By Harry Styron
As the Ozarks becomes suburban, there are many clashes between the old economy and ways of life and the new, expressed in colorful language. A couple of familiar terms are sometimes used in ways that sound funny, especially used as verbs.
“Grandfathering” as a legal term is not peculiar to the Ozarks and seems to mean here what it means anywhere. It is the concept by which something that has been done in the past is lawful for that reason, regardless of any new laws.
The historical origin of the term is ugly: in some states, the right of a citizen to vote was tied to whether that citizen’s grandfather could vote. In 1915, the United States Supreme Court struck down an Oklahoma statute that had a “grandfather clause” which essentially denied blacks the right to vote because their grandfathers had not passed literacy tests required of blacks.
Sometimes, grandfathered status is recognized by statutes and regulations. For example, when an area is rezoned by the local government from agricultural to residential, the pig farm is called a “prior non-conforming use.” A prior non-conforming use usually may not be expanded or resumed after stopping for a defined period of time.
In a 1997 case, the Olsons put a second house trailer on their small parcel as a home for their daughter. The county planner, acting under newly-adopted regulations, told her that she needed a conditional use permit to do so, which required a showing of hardship, which Mrs. Olson equated with a request for charity. Mrs. Olson claimed that there was no hardship because “her daughter works every day,” and the planning board agreed with Ms. Olson that her property was grandfathered for the second trailer, but neighbor Brown appealed. The appellate court’s opinion summarized Mrs. Olson’s trial testimony as follows:
Mrs. Olson spoke for the defense…. She started her arguments by stating that Mr.
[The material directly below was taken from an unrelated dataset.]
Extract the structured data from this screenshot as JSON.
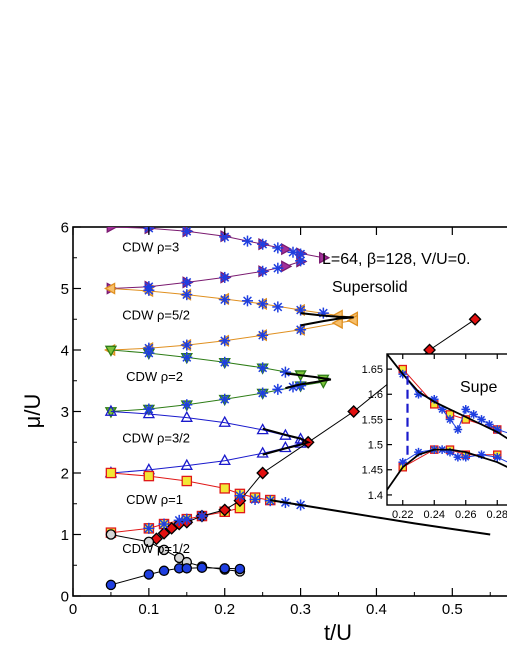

Brown had no right to appeal her case since he was a criminal and that he abuses his dogs and his family…She said that she bought the land she now owns, the two (2) acres, because her realtor told her she would be able to have two homes on the site. Since this was an existing development she should be grandfathered.
Grandfathering is a limited right to continue a lawful use that could not be given a permit under current regulations. The concept often does not apply to laws affecting health and safety; otherwise new regulations to protect health and safety would be even more difficult to implement.
The term grandfathering is sometimes applied to one of the most common sources of legal disputes in the Ozarks, the right to title to another’s land by the doctrine of adverse possession (commonly called “squatters’ rights”) or to the right to cross another’s land by the doctrine of easement by prescription. Under Missouri law, after 10 years of possession or control, a user of another’s land may be able to have a court affirm that a non-owner has a title or a right of use to another’s land.
Grandmawing is more obscure than grandfathering, and I have only heard it used with respect to stealing timber. Sawmill operators still buy logs for cash, and bringing a few logs to a mill is a good way to get a little money quickly with only a chainsaw and a truck, if gasoline isn’t too expensive. When there is an agreement with a landowner allowing logging, the landowner usually gets a share of what the sawmill pays for the logs. So the sawmill operator likes to keep track of where logs come from, in case of questions about buying stolen property.
“I cut these logs off Grandma’s place,” is such a transparently lame answer, the term “grandmawed timber” has come to mean timber of uncertain origin. The possibility that someone could prove where it came from declines sharply as it is put in a woodstove or made into lumber.
I suppose somebody could say that he had always grandmawed timber off of some absentee owner’s land, thus his right to continue was grandfathered. This way, grandma and grandfather would be together, at least in one lawsuit.